One of the cruel ironies of the last minute deal between the Eurogroup and the Greek government for a four month extension to the existing ‘aid’ programme monitored by the Troika is that in any sane meaning it is not aid at all.
In return for staying in the Troika programme for another four months to end-June and keeping to the still to be agreed conditions on fiscal targets, government spending and privatisations, the Eurogroup, the ECB and the IMF will disburse the outstanding tranches of loans under the existing programme. The FT might call this “aid” but it is nothing of the kind. It is not even bailout money for Greek banks.

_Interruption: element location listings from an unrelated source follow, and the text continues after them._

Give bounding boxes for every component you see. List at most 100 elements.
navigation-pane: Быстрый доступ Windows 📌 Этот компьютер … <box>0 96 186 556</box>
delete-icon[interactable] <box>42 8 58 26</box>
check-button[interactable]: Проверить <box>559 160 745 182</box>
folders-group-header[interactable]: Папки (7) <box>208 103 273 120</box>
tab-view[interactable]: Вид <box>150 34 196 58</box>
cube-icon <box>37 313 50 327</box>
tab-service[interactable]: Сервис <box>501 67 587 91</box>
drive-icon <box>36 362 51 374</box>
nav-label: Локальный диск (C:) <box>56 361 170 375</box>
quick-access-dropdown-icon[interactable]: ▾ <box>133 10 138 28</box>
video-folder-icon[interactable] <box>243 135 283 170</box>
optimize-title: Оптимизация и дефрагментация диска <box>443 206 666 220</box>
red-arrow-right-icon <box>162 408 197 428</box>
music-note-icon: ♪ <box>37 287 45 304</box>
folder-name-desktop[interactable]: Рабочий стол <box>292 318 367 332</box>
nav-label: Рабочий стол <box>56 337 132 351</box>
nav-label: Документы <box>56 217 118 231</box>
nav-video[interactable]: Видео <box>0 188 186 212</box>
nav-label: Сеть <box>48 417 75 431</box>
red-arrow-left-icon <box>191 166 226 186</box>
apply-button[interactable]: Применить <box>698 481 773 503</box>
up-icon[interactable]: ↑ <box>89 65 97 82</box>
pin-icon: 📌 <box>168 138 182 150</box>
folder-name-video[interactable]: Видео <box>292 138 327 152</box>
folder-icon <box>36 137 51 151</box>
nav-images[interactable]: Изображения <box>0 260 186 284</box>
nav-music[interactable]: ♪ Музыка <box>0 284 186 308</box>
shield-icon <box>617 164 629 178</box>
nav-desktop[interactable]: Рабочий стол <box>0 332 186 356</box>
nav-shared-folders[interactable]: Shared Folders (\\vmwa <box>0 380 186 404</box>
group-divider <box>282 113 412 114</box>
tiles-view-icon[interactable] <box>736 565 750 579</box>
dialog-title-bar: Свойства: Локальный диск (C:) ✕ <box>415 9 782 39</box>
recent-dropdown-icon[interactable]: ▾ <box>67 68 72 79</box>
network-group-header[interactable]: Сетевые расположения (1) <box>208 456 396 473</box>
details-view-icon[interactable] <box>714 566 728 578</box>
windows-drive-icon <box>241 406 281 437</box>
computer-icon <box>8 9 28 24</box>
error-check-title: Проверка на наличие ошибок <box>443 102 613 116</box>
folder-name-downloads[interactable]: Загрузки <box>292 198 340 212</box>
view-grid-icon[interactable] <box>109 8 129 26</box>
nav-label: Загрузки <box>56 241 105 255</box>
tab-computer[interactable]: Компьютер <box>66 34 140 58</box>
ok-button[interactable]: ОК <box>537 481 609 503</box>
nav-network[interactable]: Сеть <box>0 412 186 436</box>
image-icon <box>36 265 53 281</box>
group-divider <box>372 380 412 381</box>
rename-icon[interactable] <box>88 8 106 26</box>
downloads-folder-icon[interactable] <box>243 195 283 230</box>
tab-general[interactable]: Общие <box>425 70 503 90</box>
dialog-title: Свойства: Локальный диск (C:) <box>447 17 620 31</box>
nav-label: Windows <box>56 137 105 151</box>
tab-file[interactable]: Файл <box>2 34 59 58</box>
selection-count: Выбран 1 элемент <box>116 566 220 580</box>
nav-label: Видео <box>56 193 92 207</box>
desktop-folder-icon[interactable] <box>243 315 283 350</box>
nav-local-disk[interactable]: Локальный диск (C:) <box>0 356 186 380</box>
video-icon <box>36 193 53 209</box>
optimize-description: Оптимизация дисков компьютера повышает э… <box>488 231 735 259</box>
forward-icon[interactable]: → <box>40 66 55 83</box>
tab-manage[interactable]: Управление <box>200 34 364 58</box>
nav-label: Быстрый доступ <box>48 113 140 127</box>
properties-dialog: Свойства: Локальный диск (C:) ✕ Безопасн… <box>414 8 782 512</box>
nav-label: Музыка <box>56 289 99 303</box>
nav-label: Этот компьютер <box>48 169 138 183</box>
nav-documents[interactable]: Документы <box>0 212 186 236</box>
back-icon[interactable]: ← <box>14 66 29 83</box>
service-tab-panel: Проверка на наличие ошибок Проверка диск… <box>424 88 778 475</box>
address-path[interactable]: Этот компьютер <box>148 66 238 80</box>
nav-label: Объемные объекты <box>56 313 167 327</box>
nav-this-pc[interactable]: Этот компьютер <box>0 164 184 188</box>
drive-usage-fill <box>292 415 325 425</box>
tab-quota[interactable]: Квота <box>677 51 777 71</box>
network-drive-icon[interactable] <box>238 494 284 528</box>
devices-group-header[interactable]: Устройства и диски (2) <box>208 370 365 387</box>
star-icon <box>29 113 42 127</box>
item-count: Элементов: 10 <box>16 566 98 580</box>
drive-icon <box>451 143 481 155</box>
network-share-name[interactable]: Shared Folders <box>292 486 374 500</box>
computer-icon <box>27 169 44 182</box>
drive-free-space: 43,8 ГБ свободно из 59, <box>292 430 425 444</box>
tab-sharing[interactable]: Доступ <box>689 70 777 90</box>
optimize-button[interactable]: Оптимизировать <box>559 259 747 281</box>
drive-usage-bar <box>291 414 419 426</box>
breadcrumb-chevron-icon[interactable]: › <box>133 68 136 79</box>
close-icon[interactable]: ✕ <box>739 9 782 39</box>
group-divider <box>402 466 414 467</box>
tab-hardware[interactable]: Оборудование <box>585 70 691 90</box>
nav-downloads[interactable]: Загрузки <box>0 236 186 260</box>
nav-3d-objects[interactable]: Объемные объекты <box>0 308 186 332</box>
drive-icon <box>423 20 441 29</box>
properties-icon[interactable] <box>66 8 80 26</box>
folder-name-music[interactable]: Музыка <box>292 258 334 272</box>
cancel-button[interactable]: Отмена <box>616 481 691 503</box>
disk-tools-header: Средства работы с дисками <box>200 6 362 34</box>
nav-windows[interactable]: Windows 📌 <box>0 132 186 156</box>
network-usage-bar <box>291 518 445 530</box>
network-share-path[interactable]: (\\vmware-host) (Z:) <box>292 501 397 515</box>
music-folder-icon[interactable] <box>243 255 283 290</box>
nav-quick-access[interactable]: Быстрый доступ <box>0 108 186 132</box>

The €11bn funding for that has been returned by the Greeks to the Troika who are keeping it for ‘security’.
Between the beginning of March and the end of June, the financing institution of the Eurogroup, the EFSF, will release €1.8bn, while the ECB will return profits that it has made on maturing Greek government bonds that it purchased in 2014 worth €1.9bn and the IMF will disburse another €3.6bn in funds under its programme of ‘aid’ that lasts until April 2016. That’s €7.2bn.
But most of that will be immediately recycled back to the Troika as repayments of debt and interest for previous loans and government bonds that are maturing. In the upcoming four months, the IMF must be paid back €5.3bn while the Greeks must also roll over short-term T-bills bought by the Greek banks worth about €11bn. So the Troika ‘aid’ will just disappear and the Greek people will see none of it to help with government spending.
And what happens after the end of June? Any new programme with the Troika (if that is what Syriza decides to do) will involve yet more repayments, including €6.7bn to be paid back to the ECB on maturing government bonds in July alone, and with more to the IMF. It is never ending.
This is just like ‘Third World’ aid that used to be distributed by the World Bank and other international agencies back in the 1980s and 1990s. Most of this ‘aid’ ended up in corrupt dictators’ pockets or in repaying previous debt. The people never saw it. And the debt levels stayed where they were, as they do for Greece now.
Back then, eventually the international agencies agreed what was called a Brady debt swap that wrote off a portion of the debt that could never be repaid. No such plan is available to Greece, although Syriza asked for it in their negotiations with the Eurogroup.
The debt to the Troika remains fully on the books and, as a share of Greek GDP, is set to rise. Sure, the cost of servicing this debt is relatively low with repayments on the EU part of the loans put off until the next decade and interest on these loans at very low rates. But the debt liability is there forever – like the proverbial albatross on the back.